6 thoughts on “No, Online Grammar Errors Have Not Increased by 148%

    Author’s gravatar

    Your article gave me a headache!

    Author’s gravatar

    There are several possible explanations that spring to mind. First, the increased use of spell checkers and the resulting errors caused by the spell checker choosing the wrong word, and second, the fact that a lot of publishers have fired their copy editors. Also, some things, like the personal blogs that seem to have replaced columnists, which are more and more popular, simply don’t get copy edited.

      Author’s gravatar

      I think it’s safe to say that the majority of content online is not copy edited. The question is whether content now is less edited or more poorly edited than it was nine years ago, but I don’t think this study can tell us that. The data here is so problematic that it’s difficult if not impossible to draw any meaningful conclusions from it, and thus there’s no need to try to explain it.

    Author’s gravatar

    Why would “Sue is a true heroine and morphine is not something she’d mess with” be ungrammatical (or rather, as I suspect they mean, a spelling error)?

      Author’s gravatar

      I think this is just another example of bad research design. They obviously wanted to search for the misspelling of heroin as heroine, but that would result in a lot of false positives for the word heroine.

      So they searched instead for the collocation heroine and morphine, which is not a terribly common collocation and thus probably not a good indicator of just how common the misspelling heroine really is.

      Plus, there’s the possibility that it’s still pulling in false positives, as in your hypothetical example, though I’d honestly be surprised if there are any. That seems like an even rarer collocation than “heroine and morphine”.

    Author’s gravatar

    Neal Whitman pretty much said what I was going to say.

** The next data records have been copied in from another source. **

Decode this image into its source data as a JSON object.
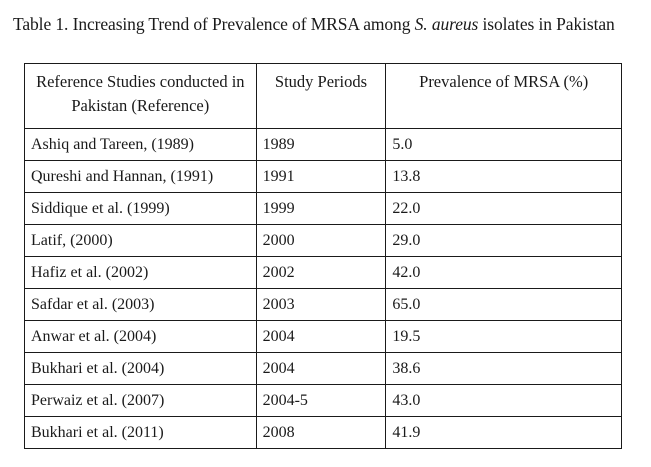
{
  "caption": {
    "prefix": "Table 1. Increasing Trend of Prevalence of MRSA among ",
    "italic": "S. aureus",
    "suffix": " isolates in Pakistan"
  },
  "columns": [
    "Reference Studies conducted in Pakistan (Reference)",
    "Study Periods",
    "Prevalence of MRSA (%)"
  ],
  "rows": [
    {
      "reference": "Ashiq and Tareen, (1989)",
      "period": "1989",
      "prevalence": "5.0"
    },
    {
      "reference": "Qureshi and Hannan, (1991)",
      "period": "1991",
      "prevalence": "13.8"
    },
    {
      "reference": "Siddique et al. (1999)",
      "period": "1999",
      "prevalence": "22.0"
    },
    {
      "reference": "Latif, (2000)",
      "period": "2000",
      "prevalence": "29.0"
    },
    {
      "reference": "Hafiz et al. (2002)",
      "period": "2002",
      "prevalence": "42.0"
    },
    {
      "reference": "Safdar et al. (2003)",
      "period": "2003",
      "prevalence": "65.0"
    },
    {
      "reference": "Anwar et al. (2004)",
      "period": "2004",
      "prevalence": "19.5"
    },
    {
      "reference": "Bukhari et al. (2004)",
      "period": "2004",
      "prevalence": "38.6"
    },
    {
      "reference": "Perwaiz et al. (2007)",
      "period": "2004-5",
      "prevalence": "43.0"
    },
    {
      "reference": "Bukhari et al. (2011)",
      "period": "2008",
      "prevalence": "41.9"
    }
  ]
}
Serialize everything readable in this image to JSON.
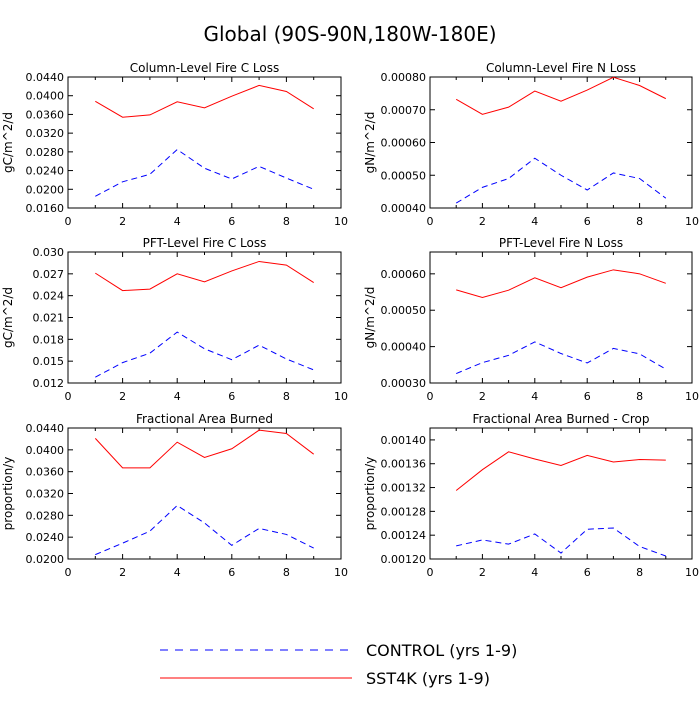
{
  "figure": {
    "title": "Global (90S-90N,180W-180E)",
    "colors": {
      "control": "#0000ff",
      "sst4k": "#ff0000",
      "axis": "#000000"
    },
    "legend": [
      {
        "label": "CONTROL (yrs 1-9)",
        "style": "dashed",
        "color": "#0000ff"
      },
      {
        "label": "SST4K (yrs 1-9)",
        "style": "solid",
        "color": "#ff0000"
      }
    ]
  },
  "chart_data": [
    {
      "type": "line",
      "title": "Column-Level Fire C Loss",
      "ylabel": "gC/m^2/d",
      "xlabel": "",
      "xlim": [
        0,
        10
      ],
      "ylim": [
        0.016,
        0.044
      ],
      "xticks": [
        "0",
        "2",
        "4",
        "6",
        "8",
        "10"
      ],
      "yticks": [
        "0.0160",
        "0.0200",
        "0.0240",
        "0.0280",
        "0.0320",
        "0.0360",
        "0.0400",
        "0.0440"
      ],
      "x": [
        1,
        2,
        3,
        4,
        5,
        6,
        7,
        8,
        9
      ],
      "series": [
        {
          "name": "CONTROL (yrs 1-9)",
          "values": [
            0.0185,
            0.0216,
            0.0232,
            0.0285,
            0.0245,
            0.0222,
            0.0249,
            0.0224,
            0.02
          ]
        },
        {
          "name": "SST4K (yrs 1-9)",
          "values": [
            0.0388,
            0.0354,
            0.0359,
            0.0387,
            0.0374,
            0.0399,
            0.0422,
            0.0409,
            0.0372
          ]
        }
      ]
    },
    {
      "type": "line",
      "title": "Column-Level Fire N Loss",
      "ylabel": "gN/m^2/d",
      "xlabel": "",
      "xlim": [
        0,
        10
      ],
      "ylim": [
        0.0004,
        0.0008
      ],
      "xticks": [
        "0",
        "2",
        "4",
        "6",
        "8",
        "10"
      ],
      "yticks": [
        "0.00040",
        "0.00050",
        "0.00060",
        "0.00070",
        "0.00080"
      ],
      "x": [
        1,
        2,
        3,
        4,
        5,
        6,
        7,
        8,
        9
      ],
      "series": [
        {
          "name": "CONTROL (yrs 1-9)",
          "values": [
            0.000415,
            0.000463,
            0.00049,
            0.000552,
            0.0005,
            0.000455,
            0.000507,
            0.00049,
            0.00043
          ]
        },
        {
          "name": "SST4K (yrs 1-9)",
          "values": [
            0.000732,
            0.000686,
            0.000708,
            0.000757,
            0.000726,
            0.00076,
            0.000799,
            0.000774,
            0.000734
          ]
        }
      ]
    },
    {
      "type": "line",
      "title": "PFT-Level Fire C Loss",
      "ylabel": "gC/m^2/d",
      "xlabel": "",
      "xlim": [
        0,
        10
      ],
      "ylim": [
        0.012,
        0.03
      ],
      "xticks": [
        "0",
        "2",
        "4",
        "6",
        "8",
        "10"
      ],
      "yticks": [
        "0.012",
        "0.015",
        "0.018",
        "0.021",
        "0.024",
        "0.027",
        "0.030"
      ],
      "x": [
        1,
        2,
        3,
        4,
        5,
        6,
        7,
        8,
        9
      ],
      "series": [
        {
          "name": "CONTROL (yrs 1-9)",
          "values": [
            0.0128,
            0.0148,
            0.0161,
            0.019,
            0.0167,
            0.0152,
            0.0172,
            0.0153,
            0.0138
          ]
        },
        {
          "name": "SST4K (yrs 1-9)",
          "values": [
            0.0271,
            0.0247,
            0.0249,
            0.027,
            0.0259,
            0.0274,
            0.0287,
            0.0282,
            0.0258
          ]
        }
      ]
    },
    {
      "type": "line",
      "title": "PFT-Level Fire N Loss",
      "ylabel": "gN/m^2/d",
      "xlabel": "",
      "xlim": [
        0,
        10
      ],
      "ylim": [
        0.0003,
        0.00066
      ],
      "xticks": [
        "0",
        "2",
        "4",
        "6",
        "8",
        "10"
      ],
      "yticks": [
        "0.00030",
        "0.00040",
        "0.00050",
        "0.00060"
      ],
      "x": [
        1,
        2,
        3,
        4,
        5,
        6,
        7,
        8,
        9
      ],
      "series": [
        {
          "name": "CONTROL (yrs 1-9)",
          "values": [
            0.000326,
            0.000356,
            0.000376,
            0.000413,
            0.000381,
            0.000355,
            0.000395,
            0.00038,
            0.000338
          ]
        },
        {
          "name": "SST4K (yrs 1-9)",
          "values": [
            0.000556,
            0.000535,
            0.000555,
            0.000589,
            0.000562,
            0.000591,
            0.000611,
            0.0006,
            0.000574
          ]
        }
      ]
    },
    {
      "type": "line",
      "title": "Fractional Area Burned",
      "ylabel": "proportion/y",
      "xlabel": "",
      "xlim": [
        0,
        10
      ],
      "ylim": [
        0.02,
        0.044
      ],
      "xticks": [
        "0",
        "2",
        "4",
        "6",
        "8",
        "10"
      ],
      "yticks": [
        "0.0200",
        "0.0240",
        "0.0280",
        "0.0320",
        "0.0360",
        "0.0400",
        "0.0440"
      ],
      "x": [
        1,
        2,
        3,
        4,
        5,
        6,
        7,
        8,
        9
      ],
      "series": [
        {
          "name": "CONTROL (yrs 1-9)",
          "values": [
            0.0208,
            0.0229,
            0.0251,
            0.0298,
            0.0266,
            0.0225,
            0.0256,
            0.0245,
            0.022
          ]
        },
        {
          "name": "SST4K (yrs 1-9)",
          "values": [
            0.0421,
            0.0367,
            0.0367,
            0.0414,
            0.0386,
            0.0402,
            0.0436,
            0.043,
            0.0392
          ]
        }
      ]
    },
    {
      "type": "line",
      "title": "Fractional Area Burned - Crop",
      "ylabel": "proportion/y",
      "xlabel": "",
      "xlim": [
        0,
        10
      ],
      "ylim": [
        0.0012,
        0.00142
      ],
      "xticks": [
        "0",
        "2",
        "4",
        "6",
        "8",
        "10"
      ],
      "yticks": [
        "0.00120",
        "0.00124",
        "0.00128",
        "0.00132",
        "0.00136",
        "0.00140"
      ],
      "x": [
        1,
        2,
        3,
        4,
        5,
        6,
        7,
        8,
        9
      ],
      "series": [
        {
          "name": "CONTROL (yrs 1-9)",
          "values": [
            0.001222,
            0.001232,
            0.001225,
            0.001242,
            0.00121,
            0.00125,
            0.001252,
            0.001221,
            0.001205
          ]
        },
        {
          "name": "SST4K (yrs 1-9)",
          "values": [
            0.001315,
            0.00135,
            0.00138,
            0.001368,
            0.001357,
            0.001374,
            0.001363,
            0.001367,
            0.001366
          ]
        }
      ]
    }
  ]
}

These errors are not grammar errors. I don’t even think they’re spelling errors. Is there an official word for exchanging-homophones errors?
    In my possibly useless opinion, some outfit that claims to have a grammar-correcting tool and doesn’t know what grammar is is much more of a threat than some fan of Bullwinkle J. Mousse.

    (Uh oh, I wrote “is is.” Maybe this will end up in someone’s tally of on-line grammos.)